Start by asking them how long they have been in the business – and the area. There’s nothing wrong with a fresh new agent in your town, but the reality is that experience counts for a lot when it comes to exceeding your asking price. The next question is a biggie – you want to know the figures behind their average list-price-to-sales-price ratio. This will give you an instant view of whether they have the potential to boost your sale price by a significant amount or not.
Then, you need to discuss marketing. All agents and firms have access to a range of marketing tools, and some will be more aggressive with their campaigns, while others will be more discreet. Ultimately, it’s more down to what you feel comfortable with. Although aggressive marketing will undoubtedly bring more people through the door, it might also result in some timewasters and deal seekers – which may not suit your needs.
Finally, get some references. It can’t be stressed enough how vital references are. Make sure you ask if any of the references are related to the agent, too, and also ensure you can call the customers and speak to them., If an agent refuses to furnish you with the details, it’s best to run a mile. Excellent, trustworthy, and reputable agents will have long lists of happy customers and be confident enough to pass on their details.
Working with the agent
Once you have made your choice, there is still a lot of work to do on your behalf. And if you don’t make an effort, you won’t give the agent the tools they need to excel. First of all, always be respectful and show some common courtesy. If your agent asks you to a meeting, show up on time – they are busy people and want to do an excellent job for you. Tardiness is just going to result in the agent forming negative opinions, which could end up costing you a few thousand dollars when the time comes to sell.
Secondly, be prepared to feel a little like an animal at the zoo. Most agents will be reasonable about open houses and visits, but there may be times when they expect to pop by at the last minute with a possible buyer.
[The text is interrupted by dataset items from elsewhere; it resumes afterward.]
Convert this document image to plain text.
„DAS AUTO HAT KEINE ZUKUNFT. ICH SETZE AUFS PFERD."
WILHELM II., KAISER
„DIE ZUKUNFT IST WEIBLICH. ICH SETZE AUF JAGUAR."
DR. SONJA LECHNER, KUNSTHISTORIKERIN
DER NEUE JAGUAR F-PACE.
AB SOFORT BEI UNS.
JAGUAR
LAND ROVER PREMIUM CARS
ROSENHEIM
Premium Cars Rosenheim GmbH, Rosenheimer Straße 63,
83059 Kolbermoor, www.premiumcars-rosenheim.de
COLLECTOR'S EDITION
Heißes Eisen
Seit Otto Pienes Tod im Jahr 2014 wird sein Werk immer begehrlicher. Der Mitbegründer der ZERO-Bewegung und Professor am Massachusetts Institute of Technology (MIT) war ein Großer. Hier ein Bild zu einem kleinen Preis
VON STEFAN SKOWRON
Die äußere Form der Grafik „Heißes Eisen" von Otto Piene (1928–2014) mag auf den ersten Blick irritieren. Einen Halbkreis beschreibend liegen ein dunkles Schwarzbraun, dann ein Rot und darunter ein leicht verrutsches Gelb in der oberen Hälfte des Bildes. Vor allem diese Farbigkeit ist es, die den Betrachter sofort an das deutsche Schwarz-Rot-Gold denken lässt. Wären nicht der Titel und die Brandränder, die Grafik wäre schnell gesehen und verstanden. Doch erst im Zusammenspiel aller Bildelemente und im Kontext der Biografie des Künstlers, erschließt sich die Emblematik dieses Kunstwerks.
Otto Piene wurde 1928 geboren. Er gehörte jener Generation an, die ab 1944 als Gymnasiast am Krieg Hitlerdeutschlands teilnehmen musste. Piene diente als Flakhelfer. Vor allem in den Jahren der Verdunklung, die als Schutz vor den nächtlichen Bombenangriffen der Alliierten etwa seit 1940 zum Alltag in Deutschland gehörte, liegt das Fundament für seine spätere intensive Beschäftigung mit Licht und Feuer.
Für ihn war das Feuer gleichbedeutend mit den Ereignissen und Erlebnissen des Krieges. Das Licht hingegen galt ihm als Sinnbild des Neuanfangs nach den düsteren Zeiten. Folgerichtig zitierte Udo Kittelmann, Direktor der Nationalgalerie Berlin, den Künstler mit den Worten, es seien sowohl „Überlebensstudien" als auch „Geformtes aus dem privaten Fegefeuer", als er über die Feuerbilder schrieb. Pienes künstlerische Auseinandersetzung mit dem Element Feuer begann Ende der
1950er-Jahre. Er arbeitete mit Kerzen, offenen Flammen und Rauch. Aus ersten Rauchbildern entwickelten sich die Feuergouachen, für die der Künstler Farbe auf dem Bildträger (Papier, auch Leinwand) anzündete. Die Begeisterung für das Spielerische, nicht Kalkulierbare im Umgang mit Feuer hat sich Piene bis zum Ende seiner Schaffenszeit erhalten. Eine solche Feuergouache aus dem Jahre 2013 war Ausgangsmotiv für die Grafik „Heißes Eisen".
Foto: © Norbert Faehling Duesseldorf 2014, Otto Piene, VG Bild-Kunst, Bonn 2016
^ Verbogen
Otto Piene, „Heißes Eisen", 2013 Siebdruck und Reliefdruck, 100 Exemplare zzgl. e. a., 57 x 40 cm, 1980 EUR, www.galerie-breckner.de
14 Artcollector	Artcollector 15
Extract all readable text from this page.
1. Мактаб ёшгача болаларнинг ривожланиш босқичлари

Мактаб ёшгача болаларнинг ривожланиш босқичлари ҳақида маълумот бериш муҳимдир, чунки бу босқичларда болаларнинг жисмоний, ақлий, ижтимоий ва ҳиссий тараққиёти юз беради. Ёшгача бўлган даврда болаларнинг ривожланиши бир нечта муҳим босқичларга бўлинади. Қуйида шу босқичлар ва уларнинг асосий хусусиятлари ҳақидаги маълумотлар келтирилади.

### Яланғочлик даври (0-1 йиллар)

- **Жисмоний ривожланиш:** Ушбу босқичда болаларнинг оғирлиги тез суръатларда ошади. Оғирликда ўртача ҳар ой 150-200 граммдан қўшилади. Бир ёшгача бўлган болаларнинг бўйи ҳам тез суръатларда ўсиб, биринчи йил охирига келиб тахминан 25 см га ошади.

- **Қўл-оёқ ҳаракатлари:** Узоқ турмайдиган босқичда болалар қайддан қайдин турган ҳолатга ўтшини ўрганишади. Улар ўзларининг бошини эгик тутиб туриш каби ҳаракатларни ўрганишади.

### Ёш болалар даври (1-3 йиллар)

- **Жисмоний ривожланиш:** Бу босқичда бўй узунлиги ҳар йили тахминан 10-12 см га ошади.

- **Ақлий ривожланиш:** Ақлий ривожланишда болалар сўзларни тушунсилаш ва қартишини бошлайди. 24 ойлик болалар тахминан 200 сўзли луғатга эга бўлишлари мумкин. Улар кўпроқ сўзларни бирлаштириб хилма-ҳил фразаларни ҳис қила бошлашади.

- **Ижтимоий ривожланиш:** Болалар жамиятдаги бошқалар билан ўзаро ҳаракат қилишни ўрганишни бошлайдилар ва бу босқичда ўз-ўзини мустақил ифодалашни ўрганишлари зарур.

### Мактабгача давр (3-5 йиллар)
Ultimately, you don’t know whether that possible buyer will be prepared to go above your list price or not – and it’s not worth the gamble of getting angry at a last-minute appointment.
Thirdly, don’t be afraid to ask questions. It’s their job to make sure you have a full understanding of the process, and you have to remember that the agent gets deep into their role. Sometimes, just like any other job, you don’t realize that no one else understands things as well as you do. Ask question whenever you need to, and your agent will be happy to fill you in with the full details.
What to expect
OK, so what constitutes an A-Grade service when it comes to real estate agents? Well, they will give you an expert opinion on what they feel the house will sell for, based on local market trends and the condition of your home. They will also help you get a full inspection, to make sure that a buyer can’t trap you into lowering your asking price.
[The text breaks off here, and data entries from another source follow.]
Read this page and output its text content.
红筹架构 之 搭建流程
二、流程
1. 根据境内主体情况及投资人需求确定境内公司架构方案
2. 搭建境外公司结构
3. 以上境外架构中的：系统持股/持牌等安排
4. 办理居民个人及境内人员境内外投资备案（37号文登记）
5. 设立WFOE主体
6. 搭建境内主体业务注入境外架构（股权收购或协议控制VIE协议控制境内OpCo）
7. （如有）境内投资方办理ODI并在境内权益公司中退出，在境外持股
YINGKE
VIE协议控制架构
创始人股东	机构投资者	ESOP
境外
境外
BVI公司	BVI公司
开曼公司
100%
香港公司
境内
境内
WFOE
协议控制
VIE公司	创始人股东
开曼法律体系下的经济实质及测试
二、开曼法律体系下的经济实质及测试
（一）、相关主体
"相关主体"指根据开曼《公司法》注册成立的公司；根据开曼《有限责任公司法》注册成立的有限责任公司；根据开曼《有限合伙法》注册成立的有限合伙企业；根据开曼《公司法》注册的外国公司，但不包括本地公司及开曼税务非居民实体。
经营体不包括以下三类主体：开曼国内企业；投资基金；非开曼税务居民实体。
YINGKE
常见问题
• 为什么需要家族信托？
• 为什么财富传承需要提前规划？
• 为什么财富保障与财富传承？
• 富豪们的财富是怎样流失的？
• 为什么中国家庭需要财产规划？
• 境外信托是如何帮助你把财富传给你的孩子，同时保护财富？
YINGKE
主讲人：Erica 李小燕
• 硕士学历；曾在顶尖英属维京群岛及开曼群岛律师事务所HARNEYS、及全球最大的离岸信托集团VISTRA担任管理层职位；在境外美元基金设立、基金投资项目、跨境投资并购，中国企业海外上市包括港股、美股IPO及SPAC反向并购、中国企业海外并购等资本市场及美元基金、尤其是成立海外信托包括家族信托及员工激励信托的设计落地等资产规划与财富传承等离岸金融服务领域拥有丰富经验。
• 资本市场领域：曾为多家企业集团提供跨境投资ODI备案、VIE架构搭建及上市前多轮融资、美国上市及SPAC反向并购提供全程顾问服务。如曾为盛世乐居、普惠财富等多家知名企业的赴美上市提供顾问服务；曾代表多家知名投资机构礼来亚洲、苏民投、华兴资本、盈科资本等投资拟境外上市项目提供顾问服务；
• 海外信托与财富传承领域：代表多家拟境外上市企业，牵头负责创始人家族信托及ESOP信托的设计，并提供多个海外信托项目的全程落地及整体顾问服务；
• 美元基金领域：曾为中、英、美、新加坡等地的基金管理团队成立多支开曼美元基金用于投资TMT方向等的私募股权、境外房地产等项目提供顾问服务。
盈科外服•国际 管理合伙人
Real estate agents will also be able to know the most effective method of marketing your home. Most good realtors are members of buyer’s agent networks and can get your home in front of people you couldn’t possibly manage by leaving a post-it note on the noticeboard of your local grocery store.
Be ready to sell
Finally, if you aren’t ready to sell your home at the drop of a hat, why are you even using an agent? By the time you get in touch with a realtor, it’s action stations, and very much the final part of the house selling process. Sure, it still might take a few weeks – or even months – but unless you are prepared to go tomorrow, it’s best not to waste anyone’s time – or your money.
Ultimately, the better your real estate agent, the more likely you will be to get your asking price – or beat it. And when push comes to shove, it’s really the most critical part of the process. Why risk using an agent that you doubt can achieve your goals? Good luck!